Mes parents, paix à leurs âmes, se sont mariés en 1963 à Tunis.
La vie, l’usure du temps, les aléas ont fait diverger leurs routes.
Aujourd’hui, il me plaît d’imaginer qu’une partie de scrabble les réunit, l’une de ces joutes (avec revanche, belle et consolante) qui nous captivaient et nous inquiétaient à la perspective de l’inévitable mauvaise humeur du perdant.
Ma mère aimait Saliha, Ismahane, Jacques Douai, Gérard Philipe, la littérature, les livres, les mouwachahat, The Platters, la Palestine et les Palestiniens, son père – homme attaché à sa terre du Tell tunisien-, ses élèves, bons ou mauvais, les mosaïques d’Essers, sa ville natale, et les chevaux. Elle détestait corriger les copies.
Mon père aimait Ténès, sa ville natale, la langue arabe, la linguistique, les Cadets de la Révolution, les déclinaisons latines, la socio de Bourdieu, Fausto Coppi (et Gino Bartali), Audrey Hepburn et Taha Hussein, les chansons potaches du lycée de Ben Aknoun, les Mu'allaqāt, Ahmed Wehbi, Jean Ferrat et Charles Aznavour. Il détestait corriger les copies.

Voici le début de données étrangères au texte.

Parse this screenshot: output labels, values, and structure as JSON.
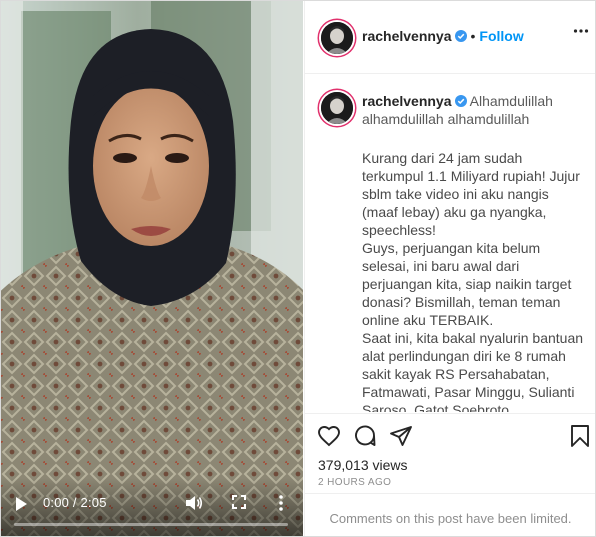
{
  "post": {
    "username": "rachelvennya",
    "follow_label": "Follow",
    "separator": "•",
    "views": "379,013 views",
    "time_ago": "2 HOURS AGO",
    "comments_notice": "Comments on this post have been limited."
  },
  "caption": {
    "first_line": "Alhamdulillah alhamdulillah alhamdulillah",
    "body": "Kurang dari 24 jam sudah terkumpul 1.1 Miliyard rupiah! Jujur sblm take video ini aku nangis (maaf lebay) aku ga nyangka, speechless!\nGuys, perjuangan kita belum selesai, ini baru awal dari perjuangan kita, siap naikin target donasi? Bismillah, teman teman online aku TERBAIK.\nSaat ini, kita bakal nyalurin bantuan alat perlindungan diri ke 8 rumah sakit kayak RS Persahabatan, Fatmawati, Pasar Minggu, Sulianti Saroso, Gatot Soebroto, Mintoharjo, Bhayangkara, dan RSUD Cengkareng, dan akan lebih banyak lagi seiring berjalannya donasi dari orang2 baik."
  },
  "video": {
    "time_display": "0:00 / 2:05",
    "progress": 0
  },
  "icons": {
    "verified": "verified-badge-icon",
    "more": "more-options-icon",
    "like": "heart-icon",
    "comment": "comment-icon",
    "share": "share-icon",
    "save": "bookmark-icon",
    "play": "play-icon",
    "volume": "volume-icon",
    "fullscreen": "fullscreen-icon",
    "video_more": "vertical-dots-icon"
  },
  "colors": {
    "follow": "#0095f6",
    "verified": "#3897f0",
    "muted_text": "#8e8e8e"
  }
}
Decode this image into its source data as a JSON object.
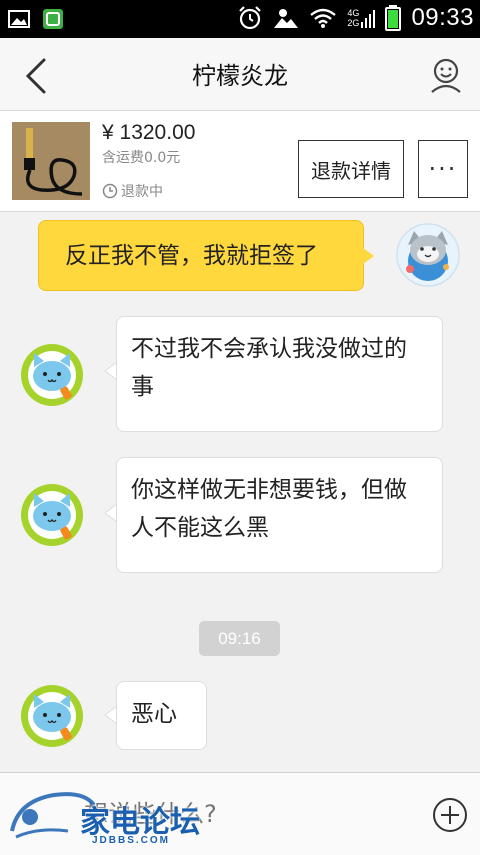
{
  "status_bar": {
    "time": "09:33",
    "network_4g": "4G",
    "network_2g": "2G"
  },
  "header": {
    "title": "柠檬炎龙"
  },
  "order": {
    "price": "¥ 1320.00",
    "shipping": "含运费0.0元",
    "status": "退款中",
    "refund_button": "退款详情",
    "more_button": "···"
  },
  "messages": [
    {
      "sender": "self",
      "text": "反正我不管，我就拒签了"
    },
    {
      "sender": "other",
      "text": "不过我不会承认我没做过的事"
    },
    {
      "sender": "other",
      "text": "你这样做无非想要钱，但做人不能这么黑"
    },
    {
      "sender": "other",
      "text": "恶心"
    }
  ],
  "timestamp": "09:16",
  "input": {
    "placeholder": "想说些什么?"
  },
  "watermark": {
    "title": "家电论坛",
    "url": "JDBBS.COM"
  },
  "colors": {
    "self_bubble": "#ffd83d",
    "other_bubble": "#ffffff",
    "avatar_ring": "#a6d32b",
    "watermark": "#1a5fb0"
  }
}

Tous les deux ont appartenu à une génération exceptionnelle de femmes et d’hommes. Celle qui a eu l’immense charge de prendre les choses en main à l’indépendance. Un seul mot d’ordre : bâtir un pays. Il leur fallait éduquer, transmettre, organiser, imaginer, former des cadres, créer des institutions et des infrastructures. Construire. On n’imagine pas ce que cette génération de patriotes a affronté comme défis en partant de rien ou presque. Gardons cela à l’esprit en espérant vivre le jour où il sera temps de refonder notre pays, qu’il s’agisse de l’Algérie ou la Tunisie.
L’absence de mes parents est un abysse mais ainsi va la vie.
Il n’y a pas d’âge pour entrer dans la vaste confrérie silencieuse des orphelins. (*)
Nous sommes à Dieu et à Lui nous revenons.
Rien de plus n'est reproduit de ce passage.